Biology graduate student Siddarth Krishna Kumar and his advisor Professor Shripad Tuljapurkar, with Professors Marcus Feldman (Biology) and David Rehkopf (Medicine), have shown that Genome wide Complex Trait Analysis (GCTA) does not reliably estimate the heritability of complex traits. This work was recently published in the Proceedings of the National Academy of Sciences.

Human traits – such as height, blood pressure or disease susceptibility – are the product of genes and environment. The effect of genes is measured by heritability –  in a population, the fraction of trait variation among individuals due to genes. Genome Wide Association Studies (GWAS) now can document millions of Single Nucleotide Polymorphisms (SNPs) in thousands of people.

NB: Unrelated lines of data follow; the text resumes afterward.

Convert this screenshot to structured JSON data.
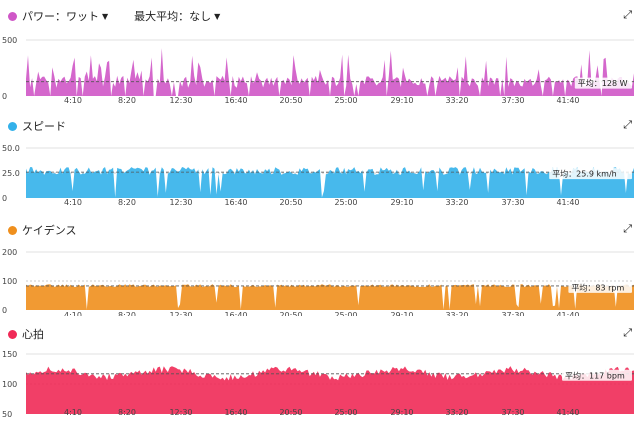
{
  "time_ticks": [
    "4:10",
    "8:20",
    "12:30",
    "16:40",
    "20:50",
    "25:00",
    "29:10",
    "33:20",
    "37:30",
    "41:40"
  ],
  "panels": [
    {
      "id": "power",
      "title": "パワー：ワット",
      "has_dropdown": true,
      "secondary_label": "最大平均：なし",
      "color": "#cf57c7",
      "y_ticks": [
        {
          "value": 500,
          "label": "500"
        },
        {
          "value": 0,
          "label": "0"
        }
      ],
      "y_min": 0,
      "y_max": 500,
      "average_value": 128,
      "average_label": "平均：128 W",
      "base": 128,
      "amp": 55,
      "spike_prob": 0.22,
      "spike_max": 260,
      "dips": false
    },
    {
      "id": "speed",
      "title": "スピード",
      "has_dropdown": false,
      "secondary_label": "",
      "color": "#33b1ea",
      "y_ticks": [
        {
          "value": 50,
          "label": "50.0"
        },
        {
          "value": 25,
          "label": "25.0"
        },
        {
          "value": 0,
          "label": "0"
        }
      ],
      "y_min": 0,
      "y_max": 50,
      "average_value": 25.9,
      "average_label": "平均：25.9 km/h",
      "base": 27,
      "amp": 4,
      "spike_prob": 0.0,
      "spike_max": 0,
      "dips": true
    },
    {
      "id": "cadence",
      "title": "ケイデンス",
      "has_dropdown": false,
      "secondary_label": "",
      "color": "#ef8f1d",
      "y_ticks": [
        {
          "value": 200,
          "label": "200"
        },
        {
          "value": 100,
          "label": "100"
        },
        {
          "value": 0,
          "label": "0"
        }
      ],
      "y_min": 0,
      "y_max": 200,
      "average_value": 83,
      "average_label": "平均：83 rpm",
      "base": 84,
      "amp": 5,
      "spike_prob": 0.0,
      "spike_max": 0,
      "dips": true
    },
    {
      "id": "heart_rate",
      "title": "心拍",
      "has_dropdown": false,
      "secondary_label": "",
      "color": "#f02a57",
      "y_ticks": [
        {
          "value": 150,
          "label": "150"
        },
        {
          "value": 100,
          "label": "100"
        },
        {
          "value": 50,
          "label": "50"
        }
      ],
      "y_min": 50,
      "y_max": 150,
      "average_value": 117,
      "average_label": "平均：117 bpm",
      "base": 118,
      "amp": 8,
      "spike_prob": 0.0,
      "spike_max": 0,
      "dips": false
    }
  ]
}
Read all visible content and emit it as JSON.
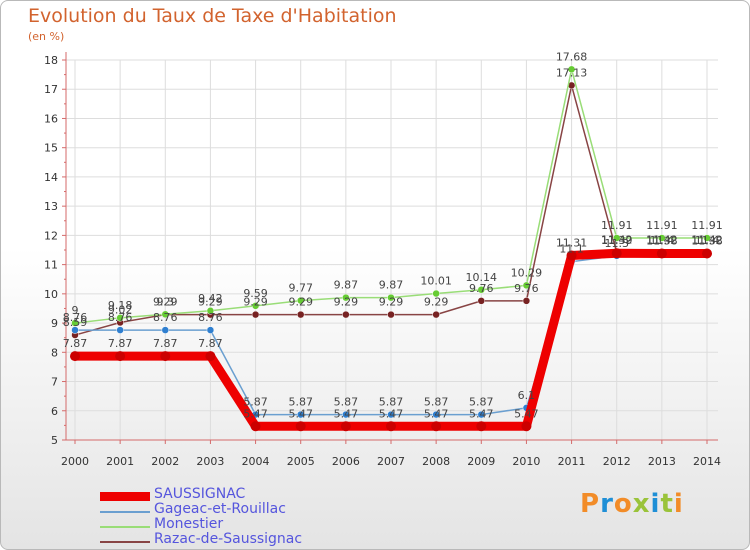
{
  "title": "Evolution du Taux de Taxe d'Habitation",
  "subtitle": "(en %)",
  "logo_text": "Proxiti",
  "colors": {
    "title": "#d2632e",
    "axis": "#d46a6a",
    "grid": "#dddddd",
    "legend_text": "#5555dd",
    "logo": [
      "#f28c28",
      "#1f8fd6",
      "#f28c28",
      "#9ac33a",
      "#1f8fd6",
      "#9ac33a",
      "#f28c28"
    ]
  },
  "chart_data": {
    "type": "line",
    "title": "Evolution du Taux de Taxe d'Habitation",
    "ylabel": "(en %)",
    "xlabel": "",
    "x": [
      "2000",
      "2001",
      "2002",
      "2003",
      "2004",
      "2005",
      "2006",
      "2007",
      "2008",
      "2009",
      "2010",
      "2011",
      "2012",
      "2013",
      "2014"
    ],
    "yticks": [
      5,
      6,
      7,
      8,
      9,
      10,
      11,
      12,
      13,
      14,
      15,
      16,
      17,
      18
    ],
    "ylim": [
      5,
      18
    ],
    "grid": true,
    "legend_position": "bottom-left",
    "series": [
      {
        "name": "SAUSSIGNAC",
        "color": "#ee0000",
        "style": "thick",
        "values": [
          7.87,
          7.87,
          7.87,
          7.87,
          5.47,
          5.47,
          5.47,
          5.47,
          5.47,
          5.47,
          5.47,
          11.31,
          11.39,
          11.38,
          11.38
        ],
        "labels": [
          "7.87",
          "7.87",
          "7.87",
          "7.87",
          "5.47",
          "5.47",
          "5.47",
          "5.47",
          "5.47",
          "5.47",
          "5.47",
          "11.31",
          "11.39",
          "11.38",
          "11.38"
        ]
      },
      {
        "name": "Gageac-et-Rouillac",
        "color": "#6a9fd0",
        "marker": "#2f7fd0",
        "values": [
          8.76,
          8.76,
          8.76,
          8.76,
          5.87,
          5.87,
          5.87,
          5.87,
          5.87,
          5.87,
          6.1,
          11.1,
          11.3,
          11.4,
          11.4
        ],
        "labels": [
          "8.76",
          "8.76",
          "8.76",
          "8.76",
          "5.87",
          "5.87",
          "5.87",
          "5.87",
          "5.87",
          "5.87",
          "6.1",
          "11.1",
          "11.3",
          "11.4",
          "11.4"
        ]
      },
      {
        "name": "Monestier",
        "color": "#99dd77",
        "marker": "#66cc33",
        "values": [
          9.0,
          9.18,
          9.3,
          9.42,
          9.59,
          9.77,
          9.87,
          9.87,
          10.01,
          10.14,
          10.29,
          17.68,
          11.91,
          11.91,
          11.91
        ],
        "labels": [
          "9",
          "9.18",
          "9.3",
          "9.42",
          "9.59",
          "9.77",
          "9.87",
          "9.87",
          "10.01",
          "10.14",
          "10.29",
          "17.68",
          "11.91",
          "11.91",
          "11.91"
        ]
      },
      {
        "name": "Razac-de-Saussignac",
        "color": "#884444",
        "marker": "#772222",
        "values": [
          8.59,
          9.02,
          9.29,
          9.29,
          9.29,
          9.29,
          9.29,
          9.29,
          9.29,
          9.76,
          9.76,
          17.13,
          11.42,
          11.42,
          11.42
        ],
        "labels": [
          "8.59",
          "9.02",
          "9.29",
          "9.29",
          "9.29",
          "9.29",
          "9.29",
          "9.29",
          "9.29",
          "9.76",
          "9.76",
          "17.13",
          "11.42",
          "11.42",
          "11.42"
        ]
      }
    ]
  }
}
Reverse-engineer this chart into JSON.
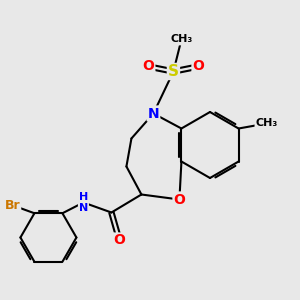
{
  "background_color": "#e8e8e8",
  "bond_color": "#000000",
  "atom_colors": {
    "N": "#0000ff",
    "O": "#ff0000",
    "S": "#cccc00",
    "Br": "#cc7700",
    "H": "#008888",
    "C": "#000000"
  },
  "figsize": [
    3.0,
    3.0
  ],
  "dpi": 100
}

For many traits, GWAS identify hundreds of associated SNPs -- yet such associations often explain little of the trait variation among people.

In contrast a new and popular method, GCTA (Genome wide Complex Trait Analysis), typically finds high heritability for many complex traits. We show that GCTA yields unreliable estimates of heritability.

In the best case, GCTA’s many assumptions hold (unlikely, as discussed below). Even so, we show (mathematically) that GCTA’s estimates of heritability are likely to be unstable. We also use simulated data to show that the parameter estimates obtained from GCTA are sensitive to the SNPs used in the study. So even in this best-possible scenario, a GCTA heritability estimate is unreliable.

More generally, a central assumption in GCTA – that all individuals come from the same population – is almost certain to be violated, given the history of human migration. If the studied individuals come from many heterogeneous populations, the failure of GCTA is catastrophic—a fact that we demonstrate mathematically, and illustrate numerically using real data (from the Framingham Heart Study). We show that changes in the sample used for the study (people or SNPs), or errors in the trait values, produce large changes in the heritability estimated using GCTA.

Put simply, GCTA fails because it uses doubtful assumptions to transform an enormous amount of data into a few final parameters. We conclude that there is an urgent need to re-examine GCTA’s estimates of heritability, e.g., in medicine and social science, where it has been applied to issues like autism and childhood intelligence.